Will my eating habits have to change after surgery?
That’s a great question. And the on the surface, obvious answer is yes, you’re going to have to change some of your eating habits in order to have long term success. But this is where we really take the time when a patient comes in and ask a question like this to explain what is the whole point of surgery?
What is the philosophy behind this? Surgery essentially is changing the anatomy to create a tool inside of you that’s going to amplify and maximize your efforts for weight loss. It depends on you eating well. It depends on you exercising. It depends on you leading a healthier lifestyle. If you don’t change your eating habits and go through one of the surgeries and you’re still eating fast food and other things like that, it is possible that you will lose weight, but you will not necessarily become healthy as you’re losing that weight.
Just eating less because the surgery doesn’t allow you to eat as much as you used to is not sufficient for healthy, sustained long term weight loss. What we try to do is build the right kind of habits, which include changes to the eating habits. And mostly that’s about food choices. The one big kind of technical thing that patients have to understand as well as that with a smaller stomach, which most of our surgeries are going to include a smaller stomach as part of the procedure, you cannot really eat and drink at the same time the way you did before surgery.
And the example I tell patients is usually a typical day for a non-surgical patient. Pre-surgery patient is they eat breakfast and they drink their coffee or the orange juice. They eat lunch and they drink their water, their soda, their tea, whatever. They eat dinner and they’re having something to drink at that point in time. And they typically hydrate when they’re eating right after surgery. With a stomach pouch being smaller in order for you to eat enough protein, eat enough of the vegetables, eat enough of the fruits, you typically get to focus on eating.
And then after you’re done eating, 15, 20 minutes later, 30 minutes later, you start drinking and you’ll drink between meals and kind of hydrate. That’s really kind of the only change that you have to make. No foods are completely off limits. It doesn’t mean you can never taste something that’s really delicious or a piece of cake on your birthday or other things like that.
But we want you to make better food choices more consistently, and that, along with increased activity, the vitamins and the tool of surgery inside your body can allow you to have fantastic lifetime results.

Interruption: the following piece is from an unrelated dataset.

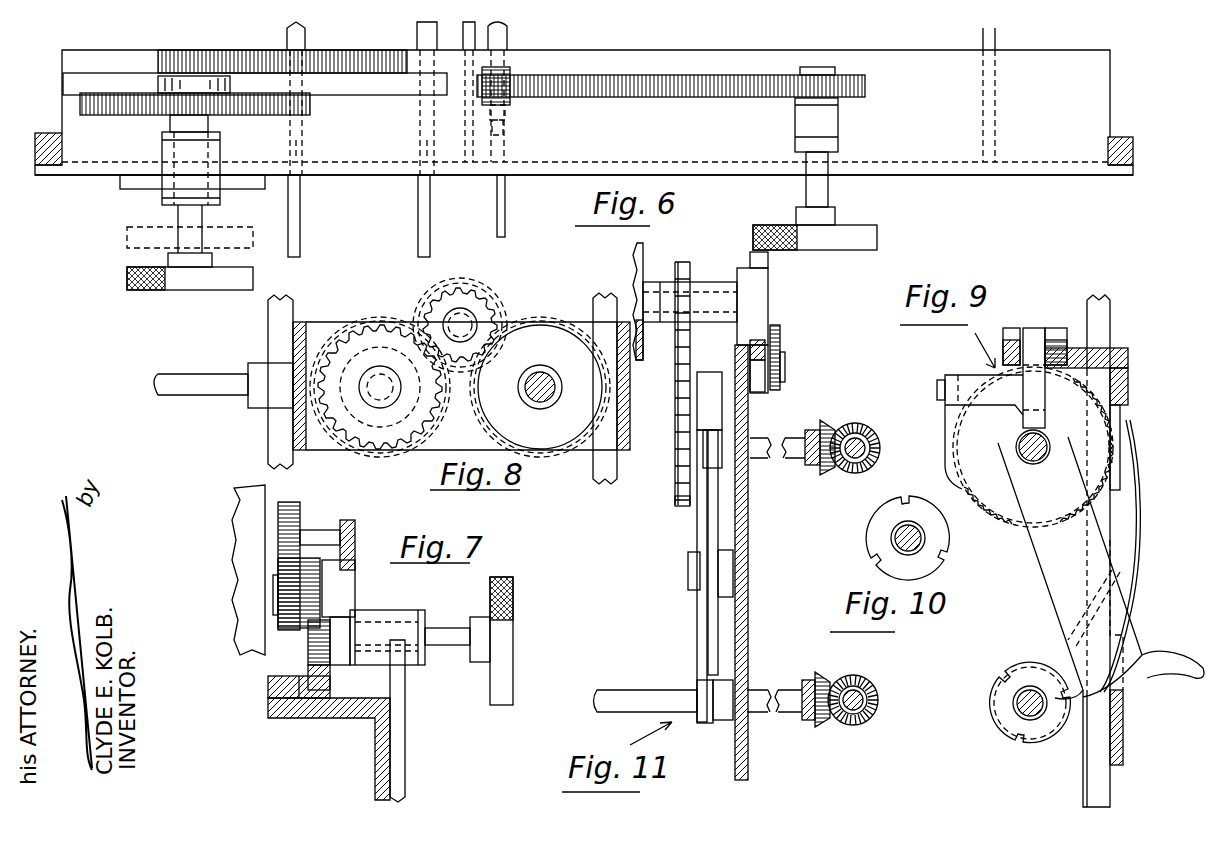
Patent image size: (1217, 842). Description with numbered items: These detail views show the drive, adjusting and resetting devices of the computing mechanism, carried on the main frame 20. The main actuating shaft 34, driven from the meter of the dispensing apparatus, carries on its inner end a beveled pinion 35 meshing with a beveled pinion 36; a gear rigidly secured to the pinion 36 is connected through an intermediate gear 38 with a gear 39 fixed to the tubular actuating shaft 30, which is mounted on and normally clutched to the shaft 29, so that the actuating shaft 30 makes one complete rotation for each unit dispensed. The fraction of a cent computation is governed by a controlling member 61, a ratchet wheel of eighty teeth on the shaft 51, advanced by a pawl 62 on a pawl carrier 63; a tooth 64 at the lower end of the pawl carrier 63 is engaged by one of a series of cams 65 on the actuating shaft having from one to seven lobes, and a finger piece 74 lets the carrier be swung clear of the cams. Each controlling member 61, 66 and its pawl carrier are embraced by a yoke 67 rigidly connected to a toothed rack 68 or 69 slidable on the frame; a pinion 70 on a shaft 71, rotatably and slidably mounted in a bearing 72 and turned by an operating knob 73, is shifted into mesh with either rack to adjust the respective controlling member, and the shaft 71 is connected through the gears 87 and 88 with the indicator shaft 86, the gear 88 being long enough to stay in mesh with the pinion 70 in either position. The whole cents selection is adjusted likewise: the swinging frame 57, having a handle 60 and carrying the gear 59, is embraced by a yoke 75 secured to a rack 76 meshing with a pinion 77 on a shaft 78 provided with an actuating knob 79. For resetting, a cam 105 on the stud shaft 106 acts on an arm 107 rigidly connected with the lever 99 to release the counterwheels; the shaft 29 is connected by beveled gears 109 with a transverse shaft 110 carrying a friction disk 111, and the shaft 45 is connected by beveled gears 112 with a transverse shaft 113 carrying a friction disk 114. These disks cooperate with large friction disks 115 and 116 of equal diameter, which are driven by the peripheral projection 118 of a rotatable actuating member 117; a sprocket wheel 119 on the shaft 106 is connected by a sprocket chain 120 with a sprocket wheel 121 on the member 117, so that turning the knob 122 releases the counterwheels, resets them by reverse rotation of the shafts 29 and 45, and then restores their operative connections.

In FIG. 6, the frame plate 20 is at (376, 176).
In FIG. 8, the frame plate 20 is at (270, 424).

Another common question our patients ask is do they have to go on any kind of special diet before surgery?
So they do, depending on the kind of surgery, determines the kind of diet or the length of time of the diet. So for our bariatric patients, gastric bypass and sleeve gastrectomy patients, it’s two weeks prior to surgery that they start a liquid diet. Clear liquids two days before other foregut surgeries. It can be anywhere from a week to five days to just two or three days.
But the answer is yes. You have to go on a special diet prior to surgery.
For the weight loss patients. That liquid diet, that’s two weeks. Is there anything special about the liquids or are they just drink whatever liquids they want just to stay hydrated?
So healthy liquids, low sugar liquids, it needs to be things like protein shakes, make sure it’s water, things like Powerade or Gatorade, Zero things that are low sugar. Can’t be things like Kool-Aid. It has to be healthy things. What happens if insurance doesn’t cover this surgery?
We take all major insurances. And if by any chance their insurance doesn’t have weight loss surgery benefits or they don’t meet criteria but are still medically appropriate to have surgery, we have financing available as well.